The team found patients who were given electrical stimulation alongside rehabilitation sessions fared better than people given rehab alone.
Volunteers who had the electrical treatment saw greater improvements when moving their arms, and some found it easier to do everyday tasks.
Charities welcomed the early results.
The study, published in the Journal of Science Translational Medicine, involved 24 people who had had strokes at least six months before the trial began and still experienced difficulties while moving their arms or hands.
Each volunteer had nine sessions of intensive rehabilitation where they were encouraged to move their affected limbs.
And for the first twenty minutes of each session 11 had additional therapy - known as transcranial direct current stimulation - where electrodes were placed on the participant's scalp above the affected area of the brain, and a low current was applied.
The others had a dummy treatment - with just seconds of electrical stimulation before the machine was switched off.
Researchers found all patients had improved - but the biggest improvements were seen in patients who had prolonged electrical stimulation.
And improvements persisted three months after rehab stopped.
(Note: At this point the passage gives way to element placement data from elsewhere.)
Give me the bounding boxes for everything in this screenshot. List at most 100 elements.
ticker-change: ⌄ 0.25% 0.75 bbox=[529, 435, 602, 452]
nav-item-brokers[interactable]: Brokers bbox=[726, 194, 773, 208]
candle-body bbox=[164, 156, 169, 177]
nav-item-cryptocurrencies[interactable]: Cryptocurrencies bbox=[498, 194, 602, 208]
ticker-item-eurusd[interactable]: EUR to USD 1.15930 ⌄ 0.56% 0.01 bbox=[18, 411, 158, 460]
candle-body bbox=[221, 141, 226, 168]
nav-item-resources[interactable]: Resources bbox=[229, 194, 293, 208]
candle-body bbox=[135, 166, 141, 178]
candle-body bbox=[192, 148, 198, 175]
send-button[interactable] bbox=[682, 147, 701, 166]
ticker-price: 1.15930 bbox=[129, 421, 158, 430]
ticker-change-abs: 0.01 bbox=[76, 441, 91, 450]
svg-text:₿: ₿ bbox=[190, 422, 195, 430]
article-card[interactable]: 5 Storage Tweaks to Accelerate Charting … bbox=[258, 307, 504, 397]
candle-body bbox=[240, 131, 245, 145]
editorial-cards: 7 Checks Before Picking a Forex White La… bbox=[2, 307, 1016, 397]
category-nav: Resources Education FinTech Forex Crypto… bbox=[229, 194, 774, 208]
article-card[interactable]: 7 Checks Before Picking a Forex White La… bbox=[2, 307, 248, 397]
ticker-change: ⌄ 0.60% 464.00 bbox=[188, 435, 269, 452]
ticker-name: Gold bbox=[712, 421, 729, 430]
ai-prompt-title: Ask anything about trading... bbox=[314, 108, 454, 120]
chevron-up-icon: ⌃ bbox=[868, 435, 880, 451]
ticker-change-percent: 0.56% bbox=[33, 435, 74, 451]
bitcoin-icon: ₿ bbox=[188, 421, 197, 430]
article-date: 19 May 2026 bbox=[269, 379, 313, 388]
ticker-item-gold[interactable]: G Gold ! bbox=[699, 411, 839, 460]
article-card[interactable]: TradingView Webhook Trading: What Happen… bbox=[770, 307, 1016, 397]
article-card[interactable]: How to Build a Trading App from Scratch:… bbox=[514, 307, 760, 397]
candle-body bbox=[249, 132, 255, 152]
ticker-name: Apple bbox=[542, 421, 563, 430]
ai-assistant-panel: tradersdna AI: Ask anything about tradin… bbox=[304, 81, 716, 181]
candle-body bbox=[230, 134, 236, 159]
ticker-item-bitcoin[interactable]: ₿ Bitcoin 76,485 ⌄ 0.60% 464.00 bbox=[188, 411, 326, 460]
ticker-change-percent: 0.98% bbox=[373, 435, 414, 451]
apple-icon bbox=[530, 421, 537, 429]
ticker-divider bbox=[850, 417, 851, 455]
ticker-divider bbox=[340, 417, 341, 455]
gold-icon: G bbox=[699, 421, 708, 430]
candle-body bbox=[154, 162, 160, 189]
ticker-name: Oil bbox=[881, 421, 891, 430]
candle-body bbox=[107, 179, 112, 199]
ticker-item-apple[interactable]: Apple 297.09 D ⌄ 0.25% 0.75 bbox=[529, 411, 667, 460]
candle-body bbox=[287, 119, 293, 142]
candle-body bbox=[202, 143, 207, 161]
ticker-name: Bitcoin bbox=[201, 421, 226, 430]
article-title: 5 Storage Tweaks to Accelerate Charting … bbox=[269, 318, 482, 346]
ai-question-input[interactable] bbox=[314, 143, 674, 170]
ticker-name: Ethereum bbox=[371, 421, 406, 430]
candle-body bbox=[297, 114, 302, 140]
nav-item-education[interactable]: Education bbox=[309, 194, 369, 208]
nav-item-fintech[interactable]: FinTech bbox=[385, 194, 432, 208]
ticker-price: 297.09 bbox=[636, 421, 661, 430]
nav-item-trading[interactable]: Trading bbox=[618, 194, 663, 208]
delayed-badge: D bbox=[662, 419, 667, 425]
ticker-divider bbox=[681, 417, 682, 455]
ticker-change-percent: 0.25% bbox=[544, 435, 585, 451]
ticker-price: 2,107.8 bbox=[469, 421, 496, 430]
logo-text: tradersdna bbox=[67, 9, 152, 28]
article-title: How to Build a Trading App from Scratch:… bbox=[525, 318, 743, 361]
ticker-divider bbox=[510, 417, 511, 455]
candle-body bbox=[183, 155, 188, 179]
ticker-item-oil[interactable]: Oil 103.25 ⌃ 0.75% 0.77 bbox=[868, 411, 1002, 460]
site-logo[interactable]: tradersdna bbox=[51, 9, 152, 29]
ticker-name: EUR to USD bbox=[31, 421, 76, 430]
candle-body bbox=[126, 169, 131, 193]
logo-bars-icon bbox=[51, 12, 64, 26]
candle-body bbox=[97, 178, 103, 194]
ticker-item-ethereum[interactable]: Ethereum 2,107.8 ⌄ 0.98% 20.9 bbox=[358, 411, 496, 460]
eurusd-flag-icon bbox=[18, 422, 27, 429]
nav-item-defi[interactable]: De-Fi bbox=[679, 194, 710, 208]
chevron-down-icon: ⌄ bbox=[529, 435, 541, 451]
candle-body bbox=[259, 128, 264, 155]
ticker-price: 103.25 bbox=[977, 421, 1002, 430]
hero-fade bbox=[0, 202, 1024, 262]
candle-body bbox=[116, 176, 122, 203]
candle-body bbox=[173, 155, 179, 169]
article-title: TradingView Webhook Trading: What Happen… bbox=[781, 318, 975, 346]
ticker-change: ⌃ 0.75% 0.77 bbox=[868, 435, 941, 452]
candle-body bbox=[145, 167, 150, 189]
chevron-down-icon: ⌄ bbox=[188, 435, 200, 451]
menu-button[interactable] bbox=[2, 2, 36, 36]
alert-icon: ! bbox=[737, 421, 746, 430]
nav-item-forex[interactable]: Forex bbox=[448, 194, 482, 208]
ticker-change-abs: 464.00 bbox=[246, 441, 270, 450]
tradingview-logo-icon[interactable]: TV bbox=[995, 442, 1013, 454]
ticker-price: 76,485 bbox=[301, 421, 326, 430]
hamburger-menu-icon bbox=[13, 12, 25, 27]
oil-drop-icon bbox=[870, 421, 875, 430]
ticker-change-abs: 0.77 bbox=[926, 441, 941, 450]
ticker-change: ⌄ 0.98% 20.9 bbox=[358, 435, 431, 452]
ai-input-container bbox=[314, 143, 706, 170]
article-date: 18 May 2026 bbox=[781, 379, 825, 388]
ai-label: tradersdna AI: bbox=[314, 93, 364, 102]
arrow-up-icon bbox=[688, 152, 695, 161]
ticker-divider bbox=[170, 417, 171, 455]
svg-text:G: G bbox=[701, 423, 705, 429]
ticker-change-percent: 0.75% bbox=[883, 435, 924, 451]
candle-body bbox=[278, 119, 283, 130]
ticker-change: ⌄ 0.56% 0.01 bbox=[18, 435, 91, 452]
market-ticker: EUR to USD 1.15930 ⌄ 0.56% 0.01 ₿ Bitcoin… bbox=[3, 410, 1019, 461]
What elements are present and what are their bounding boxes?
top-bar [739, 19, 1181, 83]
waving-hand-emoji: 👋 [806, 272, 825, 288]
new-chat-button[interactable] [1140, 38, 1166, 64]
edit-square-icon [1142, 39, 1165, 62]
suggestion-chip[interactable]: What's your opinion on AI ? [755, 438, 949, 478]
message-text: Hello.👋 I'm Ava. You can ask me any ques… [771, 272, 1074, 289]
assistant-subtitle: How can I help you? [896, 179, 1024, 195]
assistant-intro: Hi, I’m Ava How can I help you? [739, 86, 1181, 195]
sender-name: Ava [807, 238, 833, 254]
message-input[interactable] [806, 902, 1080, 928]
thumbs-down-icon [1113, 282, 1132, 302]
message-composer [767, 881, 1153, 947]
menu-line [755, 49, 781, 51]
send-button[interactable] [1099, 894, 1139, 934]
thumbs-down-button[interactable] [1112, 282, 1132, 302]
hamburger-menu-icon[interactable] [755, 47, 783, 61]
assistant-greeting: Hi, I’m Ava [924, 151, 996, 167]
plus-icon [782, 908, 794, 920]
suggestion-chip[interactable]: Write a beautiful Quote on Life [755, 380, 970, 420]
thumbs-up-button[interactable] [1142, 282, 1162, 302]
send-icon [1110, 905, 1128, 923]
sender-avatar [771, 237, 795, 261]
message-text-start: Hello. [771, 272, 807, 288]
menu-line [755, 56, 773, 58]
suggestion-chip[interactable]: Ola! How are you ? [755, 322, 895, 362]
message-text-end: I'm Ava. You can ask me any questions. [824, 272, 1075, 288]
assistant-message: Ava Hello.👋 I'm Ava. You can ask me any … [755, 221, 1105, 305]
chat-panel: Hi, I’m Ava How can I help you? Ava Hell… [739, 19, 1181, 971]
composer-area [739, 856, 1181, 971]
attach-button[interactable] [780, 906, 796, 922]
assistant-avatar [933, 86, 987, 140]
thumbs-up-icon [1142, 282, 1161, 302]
One patient, for example, found he could feed himself more easily after the treatment and others were better able to lift, grasp or reach for objects.
But improvements varied, partly depending on the severity of the initial stroke.
According to brain scans, the group that had electrical stimulation also showed increased activity in regions of the brain related to movement.
Jan, a study volunteer, said: "I have definitely improved and benefited. People who haven't seen me say 'Wow - you can move better now'".
She added: "The stimulation didn't hurt - more like a mild tingle or a static electric shock right on top of my head. The worst part was that my head itched afterwards!"
Lead researcher Prof Johansen-Berg, said she was excited by the results and hypothesised that the therapy worked by boosting the ability of the brain to re-wire after strokes.
But she cautioned more extensive trials were needed and said the benefits and costs would need to be weighed up before the programme could be offered in hospitals.
Shamim Quadir of the charity the Stroke Association said the study was an important step towards bigger trials.
He added: "Stroke is one of the largest causes of disability and more than half of stroke survivors are left dependent on others for help with everyday activities.
"It is crucial that we find alternative ways to help improve the recovery rates from this devastating condition."